ROCK HILL, S.C. (Sept. 27) — In a stunning development, it was reported yesterday that I have several cavities, some of which will require a simple filling but others that could need a full root canal.
Officials at Iredell Dental Care (IDC) made the surprising announcement following a routine cleaning and exam Monday afternoon. Even though I had a clean bill of dental health at my previous visit six months ago, now the dentist claims I need work done that could cost thousands of dollars.
“Are you serious?” I asked following the 45-minute-long appointment. “How can there be such a big change in such a short period?”
“I’m not sure,” said Dr. Leena Jones, who performed an examination that included jabbing at suspicious areas with a pointy metal thing. “Sometimes, cavities can develop quite quickly.”
In a Proposed Treatment Plan issued by IDC, I reportedly need a “posterior composite – 2 surface” on tooth number 2, a “composite resin, 1 surface” on tooth number 26, and a “posterior composite – 1 surface” on several other teeth. These procedures run between $139 and $204 each.
In addition, there’s a need for a “crown, porc. fused to high nobl” as well as “endodontics, 1 canal” on teeth 3, 22 and 27. Estimates for this work range from $647 to $997.
“Let’s see what your insurance would cover,” said the helpful lady (I think her name is Jane) at the front desk. “Oh, I’m so sorry. You’ve used up your 2011 allotment already. It was only $1,000 anyway.”
I’m tempted to get a second opinion from another, more-senior doctor who works with the practice. The lady dentist who performed my exam was certainly cute and friendly enough, and I freely acknowledge she’d be welcome in another setting to put her hands in my mouth.
However, the firm’s founding dentist — a man who’s about my age, and was probably pulling teeth before young Dr. Leena was born — has the gravitas I need to confirm the extensive work will be necessary. I’ll talk to him when I get a chance.
“What, do they think I just have thousands of dollars laying around to be spent on dental work?” I asked myself following yesterday’s visit. “They don’t even hurt. Why can’t I just wait till they hurt?”
According to WebMD, a delay in treatment could cause teeth which otherwise might be fixed with fillings to instead require the more-expensive root canal.

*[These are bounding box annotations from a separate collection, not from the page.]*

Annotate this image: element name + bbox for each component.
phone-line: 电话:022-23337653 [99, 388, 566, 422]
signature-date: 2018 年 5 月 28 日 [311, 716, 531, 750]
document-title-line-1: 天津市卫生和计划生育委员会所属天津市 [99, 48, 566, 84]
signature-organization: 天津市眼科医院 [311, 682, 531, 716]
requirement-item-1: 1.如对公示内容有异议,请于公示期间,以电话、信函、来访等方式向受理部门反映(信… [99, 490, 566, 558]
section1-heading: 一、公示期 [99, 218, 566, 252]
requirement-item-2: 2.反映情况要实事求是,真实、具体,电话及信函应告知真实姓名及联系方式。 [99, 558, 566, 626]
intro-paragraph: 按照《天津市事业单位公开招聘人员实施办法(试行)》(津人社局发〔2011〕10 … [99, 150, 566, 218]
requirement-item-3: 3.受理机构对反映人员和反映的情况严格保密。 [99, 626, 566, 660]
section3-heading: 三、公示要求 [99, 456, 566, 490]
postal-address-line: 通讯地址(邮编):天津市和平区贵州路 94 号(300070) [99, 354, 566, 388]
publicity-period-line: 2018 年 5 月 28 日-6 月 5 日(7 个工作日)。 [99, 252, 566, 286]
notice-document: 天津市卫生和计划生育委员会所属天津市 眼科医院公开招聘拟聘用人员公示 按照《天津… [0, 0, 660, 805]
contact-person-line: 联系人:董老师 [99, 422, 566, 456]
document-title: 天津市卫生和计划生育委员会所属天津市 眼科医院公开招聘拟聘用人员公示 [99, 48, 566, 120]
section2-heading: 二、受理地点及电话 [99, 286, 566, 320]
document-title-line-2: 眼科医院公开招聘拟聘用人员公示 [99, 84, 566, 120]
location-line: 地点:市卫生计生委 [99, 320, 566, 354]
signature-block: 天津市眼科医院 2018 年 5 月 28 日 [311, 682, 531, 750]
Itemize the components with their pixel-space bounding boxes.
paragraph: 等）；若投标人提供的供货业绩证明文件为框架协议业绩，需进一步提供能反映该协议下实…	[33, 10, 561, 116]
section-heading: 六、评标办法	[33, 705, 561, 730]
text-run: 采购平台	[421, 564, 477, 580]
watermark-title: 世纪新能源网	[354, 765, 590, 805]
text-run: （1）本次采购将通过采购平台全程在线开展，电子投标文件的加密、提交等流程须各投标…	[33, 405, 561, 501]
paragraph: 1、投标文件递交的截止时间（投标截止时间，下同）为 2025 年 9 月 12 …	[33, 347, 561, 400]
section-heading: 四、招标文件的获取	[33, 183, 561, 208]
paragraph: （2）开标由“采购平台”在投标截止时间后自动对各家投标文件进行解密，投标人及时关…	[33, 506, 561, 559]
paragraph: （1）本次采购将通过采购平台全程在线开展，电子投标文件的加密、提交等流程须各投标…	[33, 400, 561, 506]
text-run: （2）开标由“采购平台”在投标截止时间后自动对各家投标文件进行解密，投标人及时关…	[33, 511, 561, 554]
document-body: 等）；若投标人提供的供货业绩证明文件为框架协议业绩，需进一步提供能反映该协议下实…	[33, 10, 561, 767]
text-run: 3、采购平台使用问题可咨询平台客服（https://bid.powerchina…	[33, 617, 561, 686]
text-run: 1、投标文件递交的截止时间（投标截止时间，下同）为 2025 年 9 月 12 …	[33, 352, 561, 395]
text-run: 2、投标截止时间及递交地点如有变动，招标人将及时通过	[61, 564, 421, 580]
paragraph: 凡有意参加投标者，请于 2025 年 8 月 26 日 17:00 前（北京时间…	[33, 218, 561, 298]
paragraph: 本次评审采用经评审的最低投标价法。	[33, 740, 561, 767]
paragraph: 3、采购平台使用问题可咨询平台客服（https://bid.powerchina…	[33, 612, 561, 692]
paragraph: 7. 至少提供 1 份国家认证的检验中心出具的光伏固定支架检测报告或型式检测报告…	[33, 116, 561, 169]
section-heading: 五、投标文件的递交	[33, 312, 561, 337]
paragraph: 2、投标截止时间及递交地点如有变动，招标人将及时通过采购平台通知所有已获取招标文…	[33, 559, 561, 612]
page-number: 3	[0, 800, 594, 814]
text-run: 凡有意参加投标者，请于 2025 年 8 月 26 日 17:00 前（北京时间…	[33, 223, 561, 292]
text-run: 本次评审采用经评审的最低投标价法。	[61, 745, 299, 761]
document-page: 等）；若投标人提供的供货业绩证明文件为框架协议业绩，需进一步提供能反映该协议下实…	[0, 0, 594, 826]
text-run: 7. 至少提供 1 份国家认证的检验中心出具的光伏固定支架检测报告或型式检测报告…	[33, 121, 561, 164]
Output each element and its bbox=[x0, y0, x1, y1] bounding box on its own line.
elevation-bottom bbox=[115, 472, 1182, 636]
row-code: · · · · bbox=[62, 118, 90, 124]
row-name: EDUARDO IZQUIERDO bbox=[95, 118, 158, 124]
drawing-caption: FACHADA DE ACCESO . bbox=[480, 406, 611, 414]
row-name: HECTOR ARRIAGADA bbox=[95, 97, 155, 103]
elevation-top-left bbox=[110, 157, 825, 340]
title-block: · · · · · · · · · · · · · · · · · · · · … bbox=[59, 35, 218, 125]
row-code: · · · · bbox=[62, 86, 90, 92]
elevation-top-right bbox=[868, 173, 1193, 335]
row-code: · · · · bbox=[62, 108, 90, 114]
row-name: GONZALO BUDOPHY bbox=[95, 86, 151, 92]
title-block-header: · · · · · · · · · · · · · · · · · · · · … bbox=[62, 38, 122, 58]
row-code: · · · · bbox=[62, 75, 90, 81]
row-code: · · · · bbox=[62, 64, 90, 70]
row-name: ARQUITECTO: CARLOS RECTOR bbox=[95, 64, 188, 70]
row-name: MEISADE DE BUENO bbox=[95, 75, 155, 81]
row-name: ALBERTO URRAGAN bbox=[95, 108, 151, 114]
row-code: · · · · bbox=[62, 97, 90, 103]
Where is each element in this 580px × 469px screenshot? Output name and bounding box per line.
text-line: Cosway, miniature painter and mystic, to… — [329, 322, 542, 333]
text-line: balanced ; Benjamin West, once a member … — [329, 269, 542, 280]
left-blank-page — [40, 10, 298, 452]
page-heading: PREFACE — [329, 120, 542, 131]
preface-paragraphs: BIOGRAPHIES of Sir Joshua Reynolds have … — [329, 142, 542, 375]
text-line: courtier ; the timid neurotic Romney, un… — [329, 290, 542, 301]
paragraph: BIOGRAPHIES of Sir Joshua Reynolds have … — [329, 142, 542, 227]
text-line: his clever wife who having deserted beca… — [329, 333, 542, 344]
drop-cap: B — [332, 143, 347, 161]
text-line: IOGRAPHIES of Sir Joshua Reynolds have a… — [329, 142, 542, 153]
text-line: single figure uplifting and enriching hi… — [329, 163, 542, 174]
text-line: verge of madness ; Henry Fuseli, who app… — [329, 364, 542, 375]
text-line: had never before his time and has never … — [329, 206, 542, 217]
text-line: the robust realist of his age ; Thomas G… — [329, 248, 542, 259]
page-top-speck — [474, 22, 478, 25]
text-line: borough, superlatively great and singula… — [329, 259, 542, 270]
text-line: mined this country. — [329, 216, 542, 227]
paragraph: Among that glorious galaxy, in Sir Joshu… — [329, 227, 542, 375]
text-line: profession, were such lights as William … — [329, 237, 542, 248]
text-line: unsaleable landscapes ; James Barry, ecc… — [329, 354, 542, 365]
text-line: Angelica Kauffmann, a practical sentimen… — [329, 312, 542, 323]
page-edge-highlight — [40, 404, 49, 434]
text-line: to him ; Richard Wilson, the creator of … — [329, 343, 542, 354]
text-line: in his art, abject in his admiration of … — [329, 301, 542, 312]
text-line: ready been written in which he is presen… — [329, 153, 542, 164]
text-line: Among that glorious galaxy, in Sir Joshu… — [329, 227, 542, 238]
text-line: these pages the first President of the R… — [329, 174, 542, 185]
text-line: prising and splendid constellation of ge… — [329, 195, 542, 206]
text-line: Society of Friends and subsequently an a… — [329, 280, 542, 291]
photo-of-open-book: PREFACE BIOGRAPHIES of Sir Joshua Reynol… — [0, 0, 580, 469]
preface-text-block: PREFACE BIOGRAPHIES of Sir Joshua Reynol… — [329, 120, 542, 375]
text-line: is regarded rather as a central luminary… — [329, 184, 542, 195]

“Maybe I could just check a different online source,” I proposed.
Unfortunately, both Ask.com and a guy I play Farmville with confirm this likely scenario.
Dr. Leena did say that I might be able to prevent further cavities by improving my brushing stroke. She asked the dental hygienist to show me how to make a circular motion on the gum, then move the brush over the teeth “in the direction they grow.”
“You brush up for the bottom teeth and down for the top teeth,” said Angela Davis, hygienist and former vice-presidential candidate for the American Communist Party. “Like this. And make sure you do it every night before you go to bed.”
“What am I, some kind of child?” I wondered. “I know how to brush my own damn teeth.”
Dr. Leena also gave me a script for “prescription toothpaste,” marketed under the name “Prevident 5000.” Like I’m going to show up at some pharmacy and ask for prescription toothpaste.
“Maybe I can alter the script to get Vicodin,” I speculated.
IHC said I could study the Proposed Treatment Plan and get back to them about what I wanted to do. However, according to the fine print at the bottom of the page, “the above services and fees are valid for 90 days.”
“I don’t have $3,576 now, and I’m not likely to find it in the next three months,” I countered. “It’d be cheaper to hire someone to chew for me, then feed me like a baby bird.”